Last Saturday was a warm and very breezy day. I just finished a mountain bike ride, and had just returned home when I got a whiff of smoke. As it was about 60°, my first thought was to wonder why my son would have started a fire in the wood stove on such a warm day. Very quickly however the sky darkened, in it and it became clear that the source of the smoke was from a much larger conflagration.
Indeed a brush fire started in the usual spot but due to the unusual winds that day (blowing from the north-northwest) the smoke, and ultimately the fire was headed towards our community.
Happily the response from local fire departments was robust and rapid. Many units, some from quite far away responded, some with equipment particularly suited to fighting brush and forest fires.
A crop dusting aircraft circled low dropping fire suppression fluid for much of the afternoon.
A neighbor and I, eager to understand the extent of the blaze, took my UTV out to assess how close the flames approached. We found the edge of the fire but noted that it was not particularly intense, burning mainly the underbrush and sparing the larger trees (though they will likely die from the heat damage to the root system).

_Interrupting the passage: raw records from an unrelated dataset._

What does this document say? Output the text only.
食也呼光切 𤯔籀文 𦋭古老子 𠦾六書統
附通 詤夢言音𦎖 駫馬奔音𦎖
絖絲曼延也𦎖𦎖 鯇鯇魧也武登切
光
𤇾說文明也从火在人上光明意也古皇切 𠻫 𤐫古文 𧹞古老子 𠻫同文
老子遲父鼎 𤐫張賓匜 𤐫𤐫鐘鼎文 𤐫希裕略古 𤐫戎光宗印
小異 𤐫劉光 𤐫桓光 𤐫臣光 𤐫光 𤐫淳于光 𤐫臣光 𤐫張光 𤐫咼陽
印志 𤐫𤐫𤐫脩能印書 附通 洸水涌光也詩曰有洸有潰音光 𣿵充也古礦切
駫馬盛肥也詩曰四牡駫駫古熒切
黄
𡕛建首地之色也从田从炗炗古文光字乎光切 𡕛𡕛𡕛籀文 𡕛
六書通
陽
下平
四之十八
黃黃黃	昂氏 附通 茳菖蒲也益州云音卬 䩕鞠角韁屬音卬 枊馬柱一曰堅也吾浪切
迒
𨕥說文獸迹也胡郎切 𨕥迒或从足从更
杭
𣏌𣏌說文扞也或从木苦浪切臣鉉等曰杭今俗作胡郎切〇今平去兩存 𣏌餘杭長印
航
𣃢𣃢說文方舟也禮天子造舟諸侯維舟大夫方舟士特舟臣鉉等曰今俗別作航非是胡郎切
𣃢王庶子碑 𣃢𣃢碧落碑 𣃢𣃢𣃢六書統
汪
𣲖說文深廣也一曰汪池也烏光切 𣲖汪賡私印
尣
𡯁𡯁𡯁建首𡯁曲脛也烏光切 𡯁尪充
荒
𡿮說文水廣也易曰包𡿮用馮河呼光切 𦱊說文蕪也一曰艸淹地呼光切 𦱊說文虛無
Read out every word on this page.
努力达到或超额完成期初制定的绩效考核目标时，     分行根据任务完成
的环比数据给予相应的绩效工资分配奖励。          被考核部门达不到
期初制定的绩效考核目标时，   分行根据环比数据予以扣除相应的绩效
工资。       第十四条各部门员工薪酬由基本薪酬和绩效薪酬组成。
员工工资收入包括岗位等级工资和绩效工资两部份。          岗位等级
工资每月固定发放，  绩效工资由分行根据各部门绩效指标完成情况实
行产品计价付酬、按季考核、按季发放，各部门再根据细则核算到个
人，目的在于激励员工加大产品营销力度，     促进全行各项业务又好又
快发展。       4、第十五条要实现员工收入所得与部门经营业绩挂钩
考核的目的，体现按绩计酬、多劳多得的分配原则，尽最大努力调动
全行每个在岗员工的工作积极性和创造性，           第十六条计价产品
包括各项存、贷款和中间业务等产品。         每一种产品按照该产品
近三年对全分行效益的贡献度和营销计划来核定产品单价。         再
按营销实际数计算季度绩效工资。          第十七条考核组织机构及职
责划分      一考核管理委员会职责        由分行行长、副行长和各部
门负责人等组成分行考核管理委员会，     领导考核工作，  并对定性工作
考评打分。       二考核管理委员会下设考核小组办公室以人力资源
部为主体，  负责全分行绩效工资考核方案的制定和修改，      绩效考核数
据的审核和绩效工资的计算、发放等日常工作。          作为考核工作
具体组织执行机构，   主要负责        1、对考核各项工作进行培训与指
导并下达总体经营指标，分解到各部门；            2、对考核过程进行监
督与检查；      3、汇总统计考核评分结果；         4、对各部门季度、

We did our best to assist the fire officials to understand the location of the problem, and to transport personnel to strategic points.
Now my home is on the southern end of the community, quite remote from any fire risk.
After the hour or so I returned home, only to find my wife preparing to evacuate. Apparently a community “phone chain” was undertaken to warn the residents about the fire, though perhaps slightly overzealously.
Ultimately the fire did come within about five feet of my most northernmost neighbor’s garage. There were numerous fire trucks on their property, and in the surrounding woods . Due to the hard work of the firefighters, by the evening, the fire was controlled, if not completely out.
On the next day which was Easter, I walked the property that had burned. Though there was no evidence of active flames, a large contingent of firemen and state officials still patrolled the property to watch for any re-ignition. I thanked everyone I saw.
Now that the danger is passed, the fire will have served up a somewhat useful purpose, namely restoring that portion of the barrens ecosystem and preventing it from transforming into less valuable forested land. For a year or so, the burn area will act as a fire break for our community’s northern flank. Ultimately however the dead saplings will become a fuel source once again and this will sometimes result in a more intense fire several years after the initial blaze
Several days after the fire, a friend of mine told me that she was driving along the route where the blaze was thought to have originated. She claims that she got there at a time when the fire appeared to have just started. She and her companion noted three separate locations along the road that may have been ignition points. This was no stray cigarette.
Standing nearby was a young boy of perhaps 15 or 16, with an unusual smile on his face.
If this was the arsonist, he, and we, were both very lucky on that windy April day.